Published: July 2022

AI Article Synopsis

  • Idiopathic ventricular fibrillation accounts for 5%-7% of aborted cardiac arrest cases, with short-coupled ventricular premature complexes observed in 6.6%-17% of patients at its onset.
  • A review of 86 patients over the past 70 years shows that short-coupled malignant ventricular arrhythmias affected both genders equally, with an average age of 40 and prior syncope history in 45.3% of cases.
  • The most common symptoms included syncope (53.5%) and aborted cardiac arrest (26.7%), with quinidine being more effective than ablation during long-term follow-up; further research is needed to determine optimal treatment strategies.

Article Abstract

Idiopathic ventricular fibrillation is responsible for approximately 5%-7% of cases of aborted cardiac arrest.

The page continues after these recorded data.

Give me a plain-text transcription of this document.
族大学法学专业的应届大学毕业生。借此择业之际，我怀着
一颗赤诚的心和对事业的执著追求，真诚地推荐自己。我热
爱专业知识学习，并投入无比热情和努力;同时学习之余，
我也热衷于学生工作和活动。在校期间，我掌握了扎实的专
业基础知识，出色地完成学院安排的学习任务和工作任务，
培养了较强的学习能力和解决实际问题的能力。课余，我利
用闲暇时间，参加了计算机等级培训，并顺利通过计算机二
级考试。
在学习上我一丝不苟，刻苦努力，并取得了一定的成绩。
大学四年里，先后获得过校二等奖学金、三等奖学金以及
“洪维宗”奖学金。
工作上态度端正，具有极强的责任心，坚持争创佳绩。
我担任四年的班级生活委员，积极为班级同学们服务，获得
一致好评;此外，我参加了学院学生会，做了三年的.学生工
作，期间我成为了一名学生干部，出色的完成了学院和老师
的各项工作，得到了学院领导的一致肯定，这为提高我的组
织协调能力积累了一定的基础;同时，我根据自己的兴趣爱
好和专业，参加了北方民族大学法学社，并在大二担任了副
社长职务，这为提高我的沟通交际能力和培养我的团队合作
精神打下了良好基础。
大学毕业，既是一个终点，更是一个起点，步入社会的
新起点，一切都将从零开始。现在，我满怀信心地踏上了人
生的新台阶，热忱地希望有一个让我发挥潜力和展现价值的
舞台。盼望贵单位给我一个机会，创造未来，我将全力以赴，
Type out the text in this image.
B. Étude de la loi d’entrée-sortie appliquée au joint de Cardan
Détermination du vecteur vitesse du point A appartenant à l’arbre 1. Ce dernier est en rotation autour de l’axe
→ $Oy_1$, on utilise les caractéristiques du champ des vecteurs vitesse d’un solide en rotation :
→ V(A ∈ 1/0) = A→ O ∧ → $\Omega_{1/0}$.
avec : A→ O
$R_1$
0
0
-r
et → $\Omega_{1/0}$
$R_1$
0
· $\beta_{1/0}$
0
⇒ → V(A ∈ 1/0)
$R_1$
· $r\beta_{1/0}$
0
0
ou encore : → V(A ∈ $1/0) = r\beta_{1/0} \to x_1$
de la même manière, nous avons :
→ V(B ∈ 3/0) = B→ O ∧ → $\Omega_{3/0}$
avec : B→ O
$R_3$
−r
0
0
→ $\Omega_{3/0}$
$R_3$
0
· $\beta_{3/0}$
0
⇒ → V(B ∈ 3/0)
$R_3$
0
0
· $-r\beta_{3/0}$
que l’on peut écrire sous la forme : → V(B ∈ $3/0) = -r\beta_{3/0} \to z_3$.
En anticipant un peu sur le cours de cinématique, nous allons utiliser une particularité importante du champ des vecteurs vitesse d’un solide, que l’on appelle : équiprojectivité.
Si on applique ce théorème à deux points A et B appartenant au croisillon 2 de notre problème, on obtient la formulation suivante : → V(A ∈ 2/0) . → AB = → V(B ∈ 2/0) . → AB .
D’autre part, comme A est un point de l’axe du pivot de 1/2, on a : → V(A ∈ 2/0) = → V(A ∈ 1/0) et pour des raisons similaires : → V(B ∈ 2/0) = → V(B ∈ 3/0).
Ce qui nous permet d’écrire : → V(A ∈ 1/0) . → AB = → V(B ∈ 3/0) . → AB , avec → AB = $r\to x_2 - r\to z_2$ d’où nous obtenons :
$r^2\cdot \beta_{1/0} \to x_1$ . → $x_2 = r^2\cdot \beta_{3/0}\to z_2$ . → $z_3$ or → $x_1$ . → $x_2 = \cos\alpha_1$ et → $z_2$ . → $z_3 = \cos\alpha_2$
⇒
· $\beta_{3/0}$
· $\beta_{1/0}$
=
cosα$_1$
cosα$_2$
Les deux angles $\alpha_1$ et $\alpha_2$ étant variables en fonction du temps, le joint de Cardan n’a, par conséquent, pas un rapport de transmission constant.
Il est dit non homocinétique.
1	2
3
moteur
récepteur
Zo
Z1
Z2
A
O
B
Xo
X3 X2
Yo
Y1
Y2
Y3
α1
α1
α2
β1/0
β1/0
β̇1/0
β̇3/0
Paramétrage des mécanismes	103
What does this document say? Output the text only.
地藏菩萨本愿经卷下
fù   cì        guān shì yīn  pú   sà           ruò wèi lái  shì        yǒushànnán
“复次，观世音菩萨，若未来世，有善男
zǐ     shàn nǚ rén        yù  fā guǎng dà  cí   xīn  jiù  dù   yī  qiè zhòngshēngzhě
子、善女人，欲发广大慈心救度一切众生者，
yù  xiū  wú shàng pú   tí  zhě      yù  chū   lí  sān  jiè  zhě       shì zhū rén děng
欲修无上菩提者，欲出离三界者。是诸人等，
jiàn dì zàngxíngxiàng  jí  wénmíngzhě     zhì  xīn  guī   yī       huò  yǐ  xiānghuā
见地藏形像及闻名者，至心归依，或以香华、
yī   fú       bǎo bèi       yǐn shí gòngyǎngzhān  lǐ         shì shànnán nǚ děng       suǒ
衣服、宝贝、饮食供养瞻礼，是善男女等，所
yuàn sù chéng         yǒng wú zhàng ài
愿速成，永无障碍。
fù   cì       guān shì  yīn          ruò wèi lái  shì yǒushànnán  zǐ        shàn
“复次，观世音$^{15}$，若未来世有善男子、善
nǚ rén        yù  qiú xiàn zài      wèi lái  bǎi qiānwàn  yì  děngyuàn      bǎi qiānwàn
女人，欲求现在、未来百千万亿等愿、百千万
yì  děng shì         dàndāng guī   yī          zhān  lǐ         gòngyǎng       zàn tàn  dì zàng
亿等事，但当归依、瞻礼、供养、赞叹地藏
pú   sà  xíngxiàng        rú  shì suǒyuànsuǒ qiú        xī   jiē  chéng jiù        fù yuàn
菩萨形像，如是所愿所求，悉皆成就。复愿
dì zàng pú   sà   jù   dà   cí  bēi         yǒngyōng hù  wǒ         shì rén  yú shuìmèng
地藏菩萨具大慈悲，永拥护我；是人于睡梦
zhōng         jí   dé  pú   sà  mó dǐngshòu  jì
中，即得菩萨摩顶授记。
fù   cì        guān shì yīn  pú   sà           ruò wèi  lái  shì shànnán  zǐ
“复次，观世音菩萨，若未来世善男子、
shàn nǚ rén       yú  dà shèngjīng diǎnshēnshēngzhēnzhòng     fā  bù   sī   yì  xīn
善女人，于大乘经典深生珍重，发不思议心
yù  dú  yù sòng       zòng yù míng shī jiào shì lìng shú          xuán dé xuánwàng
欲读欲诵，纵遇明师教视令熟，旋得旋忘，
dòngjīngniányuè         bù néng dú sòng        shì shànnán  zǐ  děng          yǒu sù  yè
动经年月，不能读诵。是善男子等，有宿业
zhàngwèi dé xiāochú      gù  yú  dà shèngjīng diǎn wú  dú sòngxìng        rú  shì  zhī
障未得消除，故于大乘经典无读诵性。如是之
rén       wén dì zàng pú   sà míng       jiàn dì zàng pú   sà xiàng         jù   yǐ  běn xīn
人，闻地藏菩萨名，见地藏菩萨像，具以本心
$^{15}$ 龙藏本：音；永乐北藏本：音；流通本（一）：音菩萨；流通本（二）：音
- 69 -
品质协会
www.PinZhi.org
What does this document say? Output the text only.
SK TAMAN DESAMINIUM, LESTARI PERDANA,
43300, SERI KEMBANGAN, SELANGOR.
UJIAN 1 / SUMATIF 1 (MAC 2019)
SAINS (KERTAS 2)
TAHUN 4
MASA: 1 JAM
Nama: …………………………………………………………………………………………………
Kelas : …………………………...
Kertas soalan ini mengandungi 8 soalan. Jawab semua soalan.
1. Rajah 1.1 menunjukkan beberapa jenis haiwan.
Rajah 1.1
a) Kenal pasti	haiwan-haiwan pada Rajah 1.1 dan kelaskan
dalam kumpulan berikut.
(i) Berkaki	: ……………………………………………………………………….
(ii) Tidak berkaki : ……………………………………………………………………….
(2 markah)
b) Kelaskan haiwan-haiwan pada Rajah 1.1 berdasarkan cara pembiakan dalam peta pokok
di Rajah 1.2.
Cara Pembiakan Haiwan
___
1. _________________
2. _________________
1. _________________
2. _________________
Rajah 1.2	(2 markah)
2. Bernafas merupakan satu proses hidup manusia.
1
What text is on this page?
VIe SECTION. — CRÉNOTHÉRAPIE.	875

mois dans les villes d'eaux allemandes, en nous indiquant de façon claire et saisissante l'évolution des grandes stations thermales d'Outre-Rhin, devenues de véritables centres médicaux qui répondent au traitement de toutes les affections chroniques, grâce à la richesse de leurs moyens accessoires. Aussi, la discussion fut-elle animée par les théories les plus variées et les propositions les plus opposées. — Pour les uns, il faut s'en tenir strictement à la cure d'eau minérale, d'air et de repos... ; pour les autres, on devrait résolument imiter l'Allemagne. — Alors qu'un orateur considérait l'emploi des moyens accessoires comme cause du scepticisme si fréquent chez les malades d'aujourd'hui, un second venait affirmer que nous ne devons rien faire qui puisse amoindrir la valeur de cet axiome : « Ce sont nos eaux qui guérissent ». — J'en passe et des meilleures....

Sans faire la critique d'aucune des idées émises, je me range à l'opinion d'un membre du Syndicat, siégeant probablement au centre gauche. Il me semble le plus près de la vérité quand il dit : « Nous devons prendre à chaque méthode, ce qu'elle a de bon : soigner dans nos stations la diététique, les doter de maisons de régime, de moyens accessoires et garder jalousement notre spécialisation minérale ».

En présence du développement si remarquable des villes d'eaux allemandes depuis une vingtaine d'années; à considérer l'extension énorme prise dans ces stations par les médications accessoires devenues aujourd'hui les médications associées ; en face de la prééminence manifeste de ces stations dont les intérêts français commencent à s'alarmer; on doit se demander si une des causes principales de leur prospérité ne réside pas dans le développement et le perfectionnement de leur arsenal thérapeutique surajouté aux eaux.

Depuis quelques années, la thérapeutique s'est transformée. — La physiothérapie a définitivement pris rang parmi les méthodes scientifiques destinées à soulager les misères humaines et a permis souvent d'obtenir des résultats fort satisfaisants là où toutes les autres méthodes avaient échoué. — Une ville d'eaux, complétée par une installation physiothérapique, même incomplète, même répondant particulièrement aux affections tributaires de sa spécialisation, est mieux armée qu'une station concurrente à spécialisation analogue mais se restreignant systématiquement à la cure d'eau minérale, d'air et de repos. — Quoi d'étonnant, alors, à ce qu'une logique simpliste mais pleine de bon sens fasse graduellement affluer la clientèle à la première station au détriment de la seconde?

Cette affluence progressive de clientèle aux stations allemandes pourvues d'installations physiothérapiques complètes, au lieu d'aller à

Recent studies have shown that short-coupled ventricular premature complexes are present at the onset of idiopathic ventricular fibrillation in 6.6%-17% of patients. The present review provided information on 86 patients with short-coupled malignant ventricular arrhythmias that were reported as case reports or small patient series during the last 70 years. In 75% of the 81 cases published during the last 40 years, extended information and follow-up (from 2.63 ± 4.5 years to 10.67 ± 7.8 years; P < 0.001, between the original publication to the latest update) could be obtained from the authors. The review shows that short-coupled malignant ventricular arrhythmias occurred almost equally in males and females, at the mean age of 40 years. A tendency for later occurrence of the arrhythmia by 4 years was observed in females. A prior history of syncope was noted in 45.3% of the patients, whereas arrhythmic storm occurred in 42% at presentation. The most common mode of revelation of short-coupled malignant ventricular arrhythmias was syncope (53.5%), followed by aborted cardiac arrest (26.7%) and recurrent arrhythmic event after prior implantable-cardioverter defibrillator implantation for idiopathic ventricular fibrillation (17.4%). For the first time, short-coupled malignant arrhythmias exhibiting "not-so-short" coupling intervals (≥350 milliseconds) were found in a significant proportion of patients (17.4%). During long-term follow-up, quinidine yielded a slightly higher success rate in arrhythmia control than ablation. Larger studies are necessary to assess the best strategy for the management of this potentially lethal arrhythmia.